Last week I blogged about an old reading-and-riding exercise-chair at Belton House in Lincolnshire. Coincidentally, an article by Charles Nicholl in the Guardian on Saturday set about describing a different reading chair. No longer surviving today, this one belonged to the poet and playwright Ben Jonson. It is documented by the Restoration virtuoso John Aubrey, who reported having seen ‘[Jonson’s] studyeing chaire, which was of strawe, such as old woemen used’. Aubrey compared it with the chair shown in a picture of the Latin writer Aulus Gellius.

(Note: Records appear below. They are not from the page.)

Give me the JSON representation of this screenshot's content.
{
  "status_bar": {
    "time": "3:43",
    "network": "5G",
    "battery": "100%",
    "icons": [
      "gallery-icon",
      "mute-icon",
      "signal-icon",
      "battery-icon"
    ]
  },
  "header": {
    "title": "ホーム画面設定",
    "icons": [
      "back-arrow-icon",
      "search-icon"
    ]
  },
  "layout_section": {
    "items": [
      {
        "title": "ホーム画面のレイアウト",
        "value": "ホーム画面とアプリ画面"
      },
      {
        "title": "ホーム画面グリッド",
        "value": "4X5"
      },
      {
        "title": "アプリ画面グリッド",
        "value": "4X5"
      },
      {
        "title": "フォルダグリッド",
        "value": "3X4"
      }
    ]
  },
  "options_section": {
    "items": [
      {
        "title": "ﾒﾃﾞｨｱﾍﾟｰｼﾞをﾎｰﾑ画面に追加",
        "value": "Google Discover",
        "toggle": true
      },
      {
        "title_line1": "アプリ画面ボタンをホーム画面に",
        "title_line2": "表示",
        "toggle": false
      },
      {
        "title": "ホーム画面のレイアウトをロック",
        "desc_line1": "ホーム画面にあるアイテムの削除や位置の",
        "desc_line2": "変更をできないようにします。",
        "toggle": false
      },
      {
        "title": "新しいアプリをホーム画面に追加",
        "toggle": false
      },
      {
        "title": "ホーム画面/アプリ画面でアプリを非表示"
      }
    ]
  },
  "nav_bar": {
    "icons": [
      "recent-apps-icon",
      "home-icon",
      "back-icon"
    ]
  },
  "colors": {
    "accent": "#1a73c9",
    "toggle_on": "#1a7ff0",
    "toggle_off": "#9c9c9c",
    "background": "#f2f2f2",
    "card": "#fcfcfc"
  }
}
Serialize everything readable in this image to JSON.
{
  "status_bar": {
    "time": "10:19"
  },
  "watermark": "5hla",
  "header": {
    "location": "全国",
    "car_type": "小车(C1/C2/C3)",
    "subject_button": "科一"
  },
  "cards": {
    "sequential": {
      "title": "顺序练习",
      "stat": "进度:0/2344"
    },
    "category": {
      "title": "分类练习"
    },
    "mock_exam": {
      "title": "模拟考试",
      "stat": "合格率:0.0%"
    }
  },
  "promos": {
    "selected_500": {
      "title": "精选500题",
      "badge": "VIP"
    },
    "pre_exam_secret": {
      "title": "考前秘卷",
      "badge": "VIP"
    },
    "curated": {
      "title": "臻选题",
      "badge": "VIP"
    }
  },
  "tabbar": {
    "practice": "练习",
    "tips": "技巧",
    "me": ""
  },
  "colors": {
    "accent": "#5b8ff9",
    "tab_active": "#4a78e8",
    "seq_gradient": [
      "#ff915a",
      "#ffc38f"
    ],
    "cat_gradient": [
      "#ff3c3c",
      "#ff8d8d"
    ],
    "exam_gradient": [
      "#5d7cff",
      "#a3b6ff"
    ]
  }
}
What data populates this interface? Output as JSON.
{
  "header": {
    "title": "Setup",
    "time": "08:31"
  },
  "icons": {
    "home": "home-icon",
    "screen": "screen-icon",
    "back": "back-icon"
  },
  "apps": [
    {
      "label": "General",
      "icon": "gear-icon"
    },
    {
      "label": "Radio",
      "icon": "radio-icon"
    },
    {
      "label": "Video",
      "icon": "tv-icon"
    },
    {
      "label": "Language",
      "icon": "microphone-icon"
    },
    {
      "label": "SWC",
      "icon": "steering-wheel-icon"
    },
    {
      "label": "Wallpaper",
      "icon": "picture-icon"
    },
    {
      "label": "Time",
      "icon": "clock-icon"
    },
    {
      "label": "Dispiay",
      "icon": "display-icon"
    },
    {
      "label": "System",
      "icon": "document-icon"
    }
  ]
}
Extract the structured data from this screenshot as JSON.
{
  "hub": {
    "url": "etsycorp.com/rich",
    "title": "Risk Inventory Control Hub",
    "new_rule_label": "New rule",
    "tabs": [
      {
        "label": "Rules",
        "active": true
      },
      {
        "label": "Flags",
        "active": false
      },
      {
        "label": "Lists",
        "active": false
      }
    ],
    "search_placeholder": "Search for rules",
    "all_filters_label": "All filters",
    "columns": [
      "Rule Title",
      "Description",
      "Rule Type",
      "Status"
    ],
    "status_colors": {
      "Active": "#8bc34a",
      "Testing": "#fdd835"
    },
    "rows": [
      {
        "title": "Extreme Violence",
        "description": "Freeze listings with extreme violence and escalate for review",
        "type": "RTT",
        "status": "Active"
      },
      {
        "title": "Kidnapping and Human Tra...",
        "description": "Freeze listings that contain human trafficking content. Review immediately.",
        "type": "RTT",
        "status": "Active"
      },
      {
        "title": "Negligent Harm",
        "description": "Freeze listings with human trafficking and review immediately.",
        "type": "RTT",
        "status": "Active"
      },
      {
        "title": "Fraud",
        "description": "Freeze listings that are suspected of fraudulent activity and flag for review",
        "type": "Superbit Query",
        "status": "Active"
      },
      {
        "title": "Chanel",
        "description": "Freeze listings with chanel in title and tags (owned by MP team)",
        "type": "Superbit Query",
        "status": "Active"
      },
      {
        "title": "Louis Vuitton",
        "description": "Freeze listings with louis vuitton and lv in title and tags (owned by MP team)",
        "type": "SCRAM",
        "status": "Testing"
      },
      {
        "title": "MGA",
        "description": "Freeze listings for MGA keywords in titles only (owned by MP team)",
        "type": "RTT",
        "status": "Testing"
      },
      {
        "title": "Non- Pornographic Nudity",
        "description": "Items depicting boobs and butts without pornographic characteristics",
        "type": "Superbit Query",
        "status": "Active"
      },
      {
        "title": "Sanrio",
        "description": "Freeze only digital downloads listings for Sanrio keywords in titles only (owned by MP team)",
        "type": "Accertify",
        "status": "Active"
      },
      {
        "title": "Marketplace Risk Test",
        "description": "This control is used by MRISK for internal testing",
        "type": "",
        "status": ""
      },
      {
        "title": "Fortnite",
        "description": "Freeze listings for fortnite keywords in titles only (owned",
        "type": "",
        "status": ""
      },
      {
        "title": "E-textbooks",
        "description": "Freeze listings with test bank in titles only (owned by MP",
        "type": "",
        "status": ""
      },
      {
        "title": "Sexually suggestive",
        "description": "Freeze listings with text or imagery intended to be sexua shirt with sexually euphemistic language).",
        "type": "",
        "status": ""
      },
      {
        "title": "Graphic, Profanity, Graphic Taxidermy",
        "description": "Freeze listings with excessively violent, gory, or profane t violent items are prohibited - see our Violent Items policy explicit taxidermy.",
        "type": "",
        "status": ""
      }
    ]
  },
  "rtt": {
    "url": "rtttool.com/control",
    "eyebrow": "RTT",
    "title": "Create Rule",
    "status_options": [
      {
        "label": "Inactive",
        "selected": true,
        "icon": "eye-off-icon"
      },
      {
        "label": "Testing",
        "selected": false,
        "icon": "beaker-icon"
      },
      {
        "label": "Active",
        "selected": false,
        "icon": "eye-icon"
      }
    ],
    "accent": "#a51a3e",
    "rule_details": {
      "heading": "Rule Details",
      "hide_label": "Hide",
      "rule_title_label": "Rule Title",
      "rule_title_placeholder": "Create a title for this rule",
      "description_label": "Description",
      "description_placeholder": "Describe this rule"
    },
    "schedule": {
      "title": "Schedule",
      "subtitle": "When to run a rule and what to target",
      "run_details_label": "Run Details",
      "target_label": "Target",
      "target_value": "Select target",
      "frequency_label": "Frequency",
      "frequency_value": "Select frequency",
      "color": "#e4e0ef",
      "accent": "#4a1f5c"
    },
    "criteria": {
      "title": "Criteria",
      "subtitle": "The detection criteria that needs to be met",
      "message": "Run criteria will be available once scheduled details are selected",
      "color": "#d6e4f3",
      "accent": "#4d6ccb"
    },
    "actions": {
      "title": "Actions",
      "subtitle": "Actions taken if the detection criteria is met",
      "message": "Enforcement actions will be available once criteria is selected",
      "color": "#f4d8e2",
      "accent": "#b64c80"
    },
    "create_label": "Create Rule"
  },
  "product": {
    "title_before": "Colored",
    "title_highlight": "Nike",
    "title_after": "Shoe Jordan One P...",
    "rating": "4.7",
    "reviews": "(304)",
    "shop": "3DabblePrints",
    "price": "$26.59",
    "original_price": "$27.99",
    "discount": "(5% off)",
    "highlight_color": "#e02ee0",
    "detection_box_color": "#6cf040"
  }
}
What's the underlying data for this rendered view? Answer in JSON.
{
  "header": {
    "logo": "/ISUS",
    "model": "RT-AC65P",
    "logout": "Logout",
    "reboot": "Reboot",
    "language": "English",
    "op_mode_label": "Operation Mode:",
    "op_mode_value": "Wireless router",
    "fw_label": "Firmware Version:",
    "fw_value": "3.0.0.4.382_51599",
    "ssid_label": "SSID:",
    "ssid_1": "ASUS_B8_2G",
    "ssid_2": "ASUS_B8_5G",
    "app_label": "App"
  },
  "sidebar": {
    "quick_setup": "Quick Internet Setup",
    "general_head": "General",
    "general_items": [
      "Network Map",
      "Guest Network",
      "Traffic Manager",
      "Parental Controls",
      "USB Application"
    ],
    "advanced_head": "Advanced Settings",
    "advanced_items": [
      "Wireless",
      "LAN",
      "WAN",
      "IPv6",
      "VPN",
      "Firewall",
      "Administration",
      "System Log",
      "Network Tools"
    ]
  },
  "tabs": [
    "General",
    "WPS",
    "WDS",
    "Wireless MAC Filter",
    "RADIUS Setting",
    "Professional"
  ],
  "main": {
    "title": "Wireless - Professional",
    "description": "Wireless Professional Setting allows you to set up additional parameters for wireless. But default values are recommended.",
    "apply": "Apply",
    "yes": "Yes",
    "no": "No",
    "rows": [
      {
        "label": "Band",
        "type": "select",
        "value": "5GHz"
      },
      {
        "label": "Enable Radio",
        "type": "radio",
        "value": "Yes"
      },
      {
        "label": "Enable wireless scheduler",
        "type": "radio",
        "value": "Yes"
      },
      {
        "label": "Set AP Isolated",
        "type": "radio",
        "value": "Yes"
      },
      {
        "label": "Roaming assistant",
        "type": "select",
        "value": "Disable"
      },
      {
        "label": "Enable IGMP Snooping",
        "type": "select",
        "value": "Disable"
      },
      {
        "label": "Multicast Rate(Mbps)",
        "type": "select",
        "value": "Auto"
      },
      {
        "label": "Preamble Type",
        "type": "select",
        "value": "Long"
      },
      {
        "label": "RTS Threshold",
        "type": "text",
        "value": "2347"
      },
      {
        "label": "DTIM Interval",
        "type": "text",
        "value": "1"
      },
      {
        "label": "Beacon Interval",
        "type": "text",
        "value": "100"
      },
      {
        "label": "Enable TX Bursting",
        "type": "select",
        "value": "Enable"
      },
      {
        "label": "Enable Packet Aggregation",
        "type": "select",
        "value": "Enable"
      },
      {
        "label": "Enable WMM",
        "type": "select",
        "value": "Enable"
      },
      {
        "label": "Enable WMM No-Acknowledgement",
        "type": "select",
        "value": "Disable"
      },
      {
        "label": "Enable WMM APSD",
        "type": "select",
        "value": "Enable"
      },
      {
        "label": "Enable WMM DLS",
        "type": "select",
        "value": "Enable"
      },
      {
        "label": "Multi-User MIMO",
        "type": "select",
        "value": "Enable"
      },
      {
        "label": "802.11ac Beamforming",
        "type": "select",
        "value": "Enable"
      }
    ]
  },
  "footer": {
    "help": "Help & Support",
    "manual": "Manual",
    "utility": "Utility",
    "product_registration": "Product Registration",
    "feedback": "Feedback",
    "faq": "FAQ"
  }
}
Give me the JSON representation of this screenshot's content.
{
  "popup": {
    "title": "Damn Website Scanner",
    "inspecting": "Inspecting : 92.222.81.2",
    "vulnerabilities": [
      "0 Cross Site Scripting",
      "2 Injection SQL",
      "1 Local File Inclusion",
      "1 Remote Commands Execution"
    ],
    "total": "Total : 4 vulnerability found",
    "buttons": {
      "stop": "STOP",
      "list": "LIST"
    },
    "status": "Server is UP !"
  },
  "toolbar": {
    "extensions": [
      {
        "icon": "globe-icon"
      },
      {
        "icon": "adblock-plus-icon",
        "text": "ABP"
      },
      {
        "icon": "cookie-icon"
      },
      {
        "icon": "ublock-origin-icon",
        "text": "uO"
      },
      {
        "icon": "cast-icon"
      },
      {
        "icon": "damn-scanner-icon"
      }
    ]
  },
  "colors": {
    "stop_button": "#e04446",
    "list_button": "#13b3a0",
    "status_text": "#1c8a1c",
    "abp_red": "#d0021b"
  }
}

Further sleuthing allows Nicholl to establish that Jonson’s chair was on display for part of the seventeenth century in a ‘tippling house’ (The Jonson’s Head) on the Strand, where a poetaster pinned some rather lame verses above it, and the wits quipped that it signified ‘that Poets in these hard times, though they should invoke the nine Muses, may still want nine pence to purchase a pint of Canary’.
To some, all of this harping on a long-lost chair will seem fatuous. But scholars are increasingly turning to literary relics and souvenirs, both as a way of gauging the development of a writer’s reputation over time, and of charting changing ideas about the nature of the creative process. It would be nice to know what became of this particular seat of learning.